ECC has filed claims for additional costs the Company incurred for
work performed on three "build-to-print" Pop-Up Target contracts for the U.S.
Army. ECC's claims seek over $3.0 million, based on deficient technical
packages provided to ECC as conceded by the Army. (See Results of Operations
1995 Compared with 1994).
Selling, general and administrative cost in fiscal year 1993 decreased
3.6% from fiscal year 1992. This decrease was primarily the result of lower
travel, technical support and demonstration and bid and proposal costs. These
reductions were partially offset by increases in salaries, legal fees and
selling, general and administrative costs of the U.K. operation. The increase
in selling, general and administrative cost of the U.K. operation was the
result of increased bid & proposal costs incurred in order to meet increased
business opportunities.
Systems development expense increased 22.5% as a result of systems
development personnel having returned to their regular duties as their
assignment to production and engineering requirements on certain contracts have
been completed.
Interest income decreased in fiscal year 1993 versus fiscal year 1992.

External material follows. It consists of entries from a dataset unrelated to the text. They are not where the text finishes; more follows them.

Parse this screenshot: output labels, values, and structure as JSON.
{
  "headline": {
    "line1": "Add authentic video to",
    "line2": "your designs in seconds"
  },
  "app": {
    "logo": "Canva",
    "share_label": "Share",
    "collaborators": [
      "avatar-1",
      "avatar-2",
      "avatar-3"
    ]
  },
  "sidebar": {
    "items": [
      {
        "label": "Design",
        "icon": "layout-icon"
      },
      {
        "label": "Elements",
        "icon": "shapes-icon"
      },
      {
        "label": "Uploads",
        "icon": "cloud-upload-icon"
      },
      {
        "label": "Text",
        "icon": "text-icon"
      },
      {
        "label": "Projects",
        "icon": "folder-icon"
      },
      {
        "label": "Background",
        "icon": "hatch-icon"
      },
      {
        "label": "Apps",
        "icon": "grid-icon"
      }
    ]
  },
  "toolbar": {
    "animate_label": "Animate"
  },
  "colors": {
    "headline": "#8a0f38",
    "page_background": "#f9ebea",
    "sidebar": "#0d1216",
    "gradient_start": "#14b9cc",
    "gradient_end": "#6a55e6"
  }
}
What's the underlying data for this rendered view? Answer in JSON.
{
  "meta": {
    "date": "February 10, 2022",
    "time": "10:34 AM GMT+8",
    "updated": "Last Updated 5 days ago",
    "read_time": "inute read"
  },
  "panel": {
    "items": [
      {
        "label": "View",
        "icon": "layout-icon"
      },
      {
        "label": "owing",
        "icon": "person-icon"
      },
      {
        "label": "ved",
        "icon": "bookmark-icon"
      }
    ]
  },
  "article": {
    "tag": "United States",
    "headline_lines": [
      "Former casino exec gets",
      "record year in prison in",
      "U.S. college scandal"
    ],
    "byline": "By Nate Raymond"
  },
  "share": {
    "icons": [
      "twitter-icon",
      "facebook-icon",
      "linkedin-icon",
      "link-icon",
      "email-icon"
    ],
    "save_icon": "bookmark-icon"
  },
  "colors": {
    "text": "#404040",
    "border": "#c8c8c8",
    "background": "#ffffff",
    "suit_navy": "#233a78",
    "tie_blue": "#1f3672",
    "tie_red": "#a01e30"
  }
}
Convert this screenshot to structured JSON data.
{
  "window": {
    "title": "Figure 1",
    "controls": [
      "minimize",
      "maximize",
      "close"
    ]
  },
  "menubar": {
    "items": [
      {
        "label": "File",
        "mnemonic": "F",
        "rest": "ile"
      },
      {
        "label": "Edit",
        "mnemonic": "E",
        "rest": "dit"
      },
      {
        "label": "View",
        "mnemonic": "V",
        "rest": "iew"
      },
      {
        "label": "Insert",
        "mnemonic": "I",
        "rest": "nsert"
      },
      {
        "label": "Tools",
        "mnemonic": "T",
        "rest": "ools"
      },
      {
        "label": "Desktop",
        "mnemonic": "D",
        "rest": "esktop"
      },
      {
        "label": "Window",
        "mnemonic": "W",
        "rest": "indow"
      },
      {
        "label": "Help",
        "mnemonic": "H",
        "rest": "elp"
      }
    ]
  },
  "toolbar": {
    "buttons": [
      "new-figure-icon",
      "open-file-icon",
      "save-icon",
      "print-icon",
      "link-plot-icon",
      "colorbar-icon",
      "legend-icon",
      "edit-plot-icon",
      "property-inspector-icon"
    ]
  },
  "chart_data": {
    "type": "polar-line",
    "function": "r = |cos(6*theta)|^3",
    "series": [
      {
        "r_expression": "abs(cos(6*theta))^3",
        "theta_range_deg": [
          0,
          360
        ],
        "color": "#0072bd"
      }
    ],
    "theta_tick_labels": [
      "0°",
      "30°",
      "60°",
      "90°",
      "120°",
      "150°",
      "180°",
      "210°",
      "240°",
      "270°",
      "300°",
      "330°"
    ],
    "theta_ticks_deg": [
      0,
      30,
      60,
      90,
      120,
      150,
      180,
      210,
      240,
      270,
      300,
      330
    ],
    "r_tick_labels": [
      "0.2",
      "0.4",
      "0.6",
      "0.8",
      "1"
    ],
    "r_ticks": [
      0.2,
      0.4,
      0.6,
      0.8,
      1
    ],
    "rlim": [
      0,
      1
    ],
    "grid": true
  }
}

This decrease is the result of interest paid to the Company in fiscal year 1993
on the IRS look-back method of accounting being substantially less than the
amount paid in fiscal year 1992.
Interest expense decreased in fiscal year 1993 due to the reduction of
the Company's overall debt.
Other net, expense in fiscal year 1993 versus income in fiscal year
1992 is the result of foreign exchange losses this year versus foreign exchange
gains the previous year. The U.K. operation has repaid the dollar denominated
line of credit and has reduced intercompany transactions, both of which had
greatly reduced the risk of foreign exchange fluctuation.
In February 1992, the Financial Accounting Standards Board (FASB)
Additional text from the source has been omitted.